The reading on the gross domestic product for the October-to-December quarter, reported Friday by the Commerce Department, came after the economy grew at a sizzling 8.2 percent rate in the third quarter. That had been the strongest performance in nearly two decades.
Analysts were predicting a slowdown in economic growth in the fourth quarter as the stimulative impact of tax cuts and a refinancing frenzy — which propelled the economy during the summer — faded with the onset of winter.
The 4 percent growth rate for GDP, however, was weaker than the 4.8 percent pace that analysts had been forecasting. The GDP measures the value of all goods and services produced within the United States and is considered the broadest measure of the economy's health.

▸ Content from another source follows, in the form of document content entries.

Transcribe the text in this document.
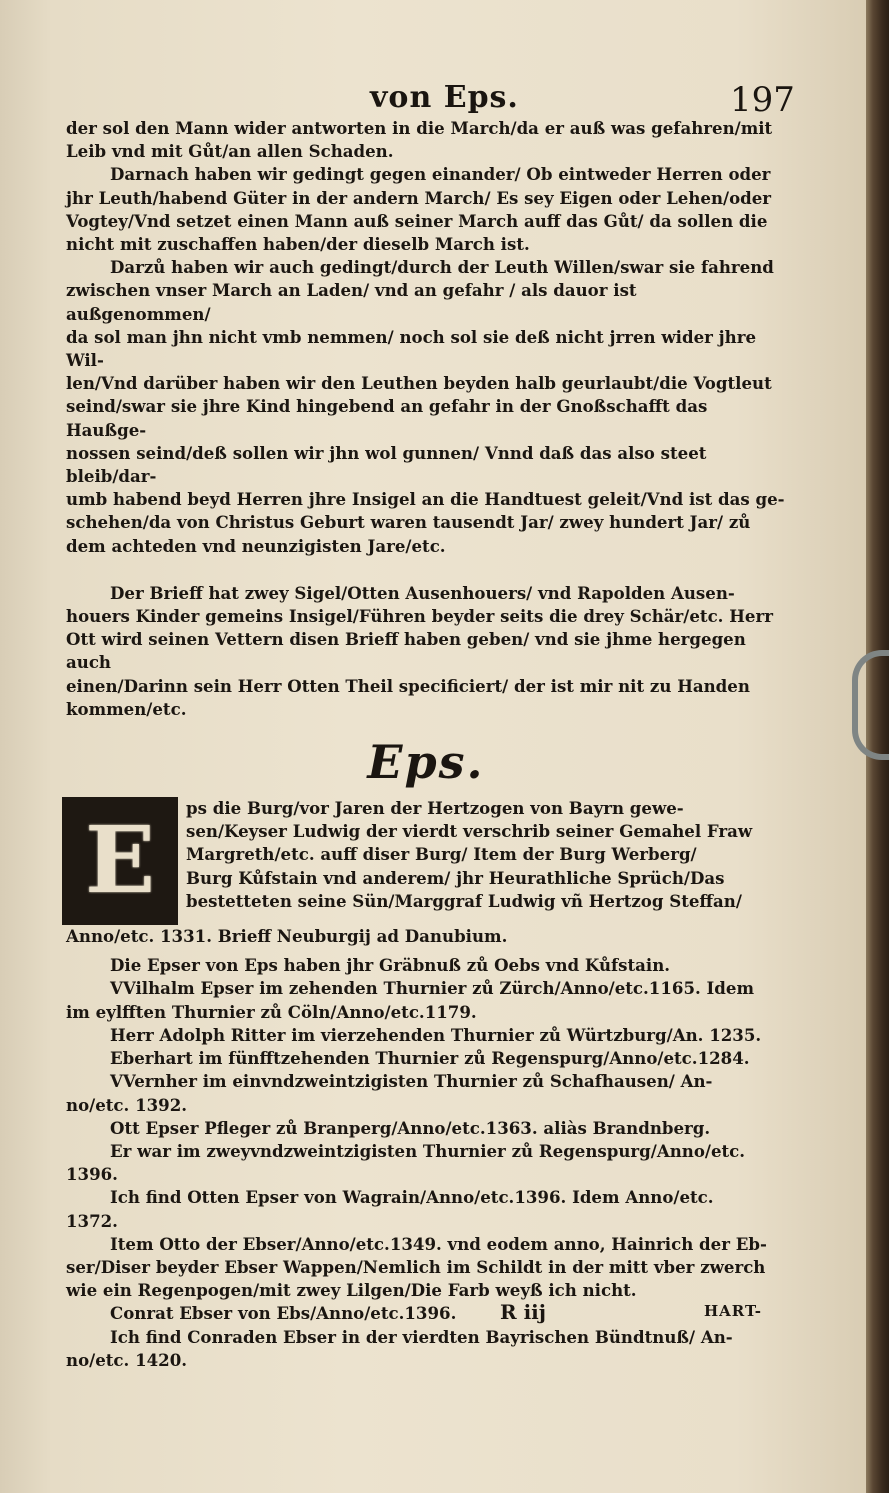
von Eps.	197

der sol den Mann wider antworten in die March/da er auß was gefahren/mit

Leib vnd mit Gůt/an allen Schaden.

Darnach haben wir gedingt gegen einander/ Ob eintweder Herren oder

jhr Leuth/habend Güter in der andern March/ Es sey Eigen oder Lehen/oder

Vogtey/Vnd setzet einen Mann auß seiner March auff das Gůt/ da sollen die

nicht mit zuschaffen haben/der dieselb March ist.

Darzů haben wir auch gedingt/durch der Leuth Willen/swar sie fahrend

zwischen vnser March an Laden/ vnd an gefahr / als dauor ist außgenommen/

da sol man jhn nicht vmb nemmen/ noch sol sie deß nicht jrren wider jhre Wil-

len/Vnd darüber haben wir den Leuthen beyden halb geurlaubt/die Vogtleut

seind/swar sie jhre Kind hingebend an gefahr in der Gnoßschafft das Haußge-

nossen seind/deß sollen wir jhn wol gunnen/ Vnnd daß das also steet bleib/dar-

umb habend beyd Herren jhre Insigel an die Handtuest geleit/Vnd ist das ge-

schehen/da von Christus Geburt waren tausendt Jar/ zwey hundert Jar/ zů

dem achteden vnd neunzigisten Jare/etc.

Der Brieff hat zwey Sigel/Otten Ausenhouers/ vnd Rapolden Ausen-

houers Kinder gemeins Insigel/Führen beyder seits die drey Schär/etc. Herr

Ott wird seinen Vettern disen Brieff haben geben/ vnd sie jhme hergegen auch

einen/Darinn sein Herr Otten Theil specificiert/ der ist mir nit zu Handen

kommen/etc.

Eps.
E	ps die Burg/vor Jaren der Hertzogen von Bayrn gewe-

sen/Keyser Ludwig der vierdt verschrib seiner Gemahel Fraw

Margreth/etc. auff diser Burg/ Item der Burg Werberg/

Burg Kůfstain vnd anderem/ jhr Heurathliche Sprüch/Das

bestetteten seine Sün/Marggraf Ludwig vñ Hertzog Steffan/

Anno/etc. 1331. Brieff Neuburgij ad Danubium.

Die Epser von Eps haben jhr Gräbnuß zů Oebs vnd Kůfstain.

VVilhalm Epser im zehenden Thurnier zů Zürch/Anno/etc.1165. Idem

im eylfften Thurnier zů Cöln/Anno/etc.1179.

Herr Adolph Ritter im vierzehenden Thurnier zů Würtzburg/An. 1235.

Eberhart im fünfftzehenden Thurnier zů Regenspurg/Anno/etc.1284.

VVernher im einvndzweintzigisten Thurnier zů Schafhausen/ An-

no/etc. 1392.

Ott Epser Pfleger zů Branperg/Anno/etc.1363. aliàs Brandnberg.

Er war im zweyvndzweintzigisten Thurnier zů Regenspurg/Anno/etc.

1396.

Ich find Otten Epser von Wagrain/Anno/etc.1396. Idem Anno/etc.

1372.

Item Otto der Ebser/Anno/etc.1349. vnd eodem anno, Hainrich der Eb-

ser/Diser beyder Ebser Wappen/Nemlich im Schildt in der mitt vber zwerch

wie ein Regenpogen/mit zwey Lilgen/Die Farb weyß ich nicht.

Conrat Ebser von Ebs/Anno/etc.1396.

Ich find Conraden Ebser in der vierdten Bayrischen Bündtnuß/ An-

no/etc. 1420.

R iij	HART-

For all of 2003, the economy grew by a solid 3.1 percent. That marked an improvement over the 2.2 percent increase registered in 2002 and represented the strongest showing since 2000.
For out of work Americans, though, it may not feel like better economic times.
Job growth has been slow. The nation's payrolls grew by a scant 1,000 jobs in December, disappointing economists and frustrating jobseekers.
The economy has lost 2.3 million jobs since President Bush took office in January 2001. The president believes a stronger economy will lead to more jobs. Democrats point to the job losses as evidence of what they say are the president's failed economic policies.
Analysts are hopeful that stronger job growth will take place later this year as businesses feel more confident in the economy and see their bottom lines improve.
In a statement following their meeting this week, the Federal Reserve's rate-setting Open Market Committee said evidence shows that "output is expanding briskly.
"Although new hiring remains subdued, other indicators suggest an improvement in the labor market. Increases in core consumer prices are muted and expected to remain low," the statement continued, adding, "the upside and downside risks to the attainment of sustainable growth for the next few quarters are roughly equal."
In the fourth quarter, businesses increased investment in equipment and software at a brisk 10 percent rate — a positive development — even though that was down from a 17.6 percent growth rate in the third quarter.
And, in another encouraging sign, businesses boosted inventories, which they had been keeping lean, in the fourth quarter. That added 0.61 percentage point to the GDP last quarter, a turnaround from the 0.13 percentage-point reduction to GDP seen in the third quarter.
Businesses, however, trimmed spending on new plants and other buildings at a 3 percent rate in the fourth quarter, deeper than the 1.8 percent rate of decline seen in the third quarter. Economists say that a sustained turnaround in capital investment is a necessary ingredient for the recovery to be lasting.
Consumers, meanwhile, spent less vigorously in the fourth quarter, helping to subdue economic growth. They're spending went up at a 2.6 percent rate — the smallest increase in a year — and down from a brisk 6.9 percent pace registered in the third quarter.
Consumers showed less of an appetite to spend on big-ticket items, such as cars in the fourth quarter — after spending lavishly on such "durable goods" in the previous quarter.
Consumers' spending in the third quarter was supported by the extra cash from the president's third round of tax cuts and from a refinancing boom — that has since cooled.
Spending on home building and other residential projects rose at 10.6 percent rate in the fourth quarter. While that was down from a whopping 21.9 percent growth rate in the third quarter, it nevertheless underscored the important support role the housing market has played in the economic recovery.
Also adding to GDP last quarter: government spending on national defense rose at a 1.8 percent rate. That contrasted with a 1.3 percent rate of decline in the third quarter.
Some observers have worried that the recovery is being fueled largely by borrowing — deficit spending by the government and debt accumulation by consumers — that will have to be repaid later on.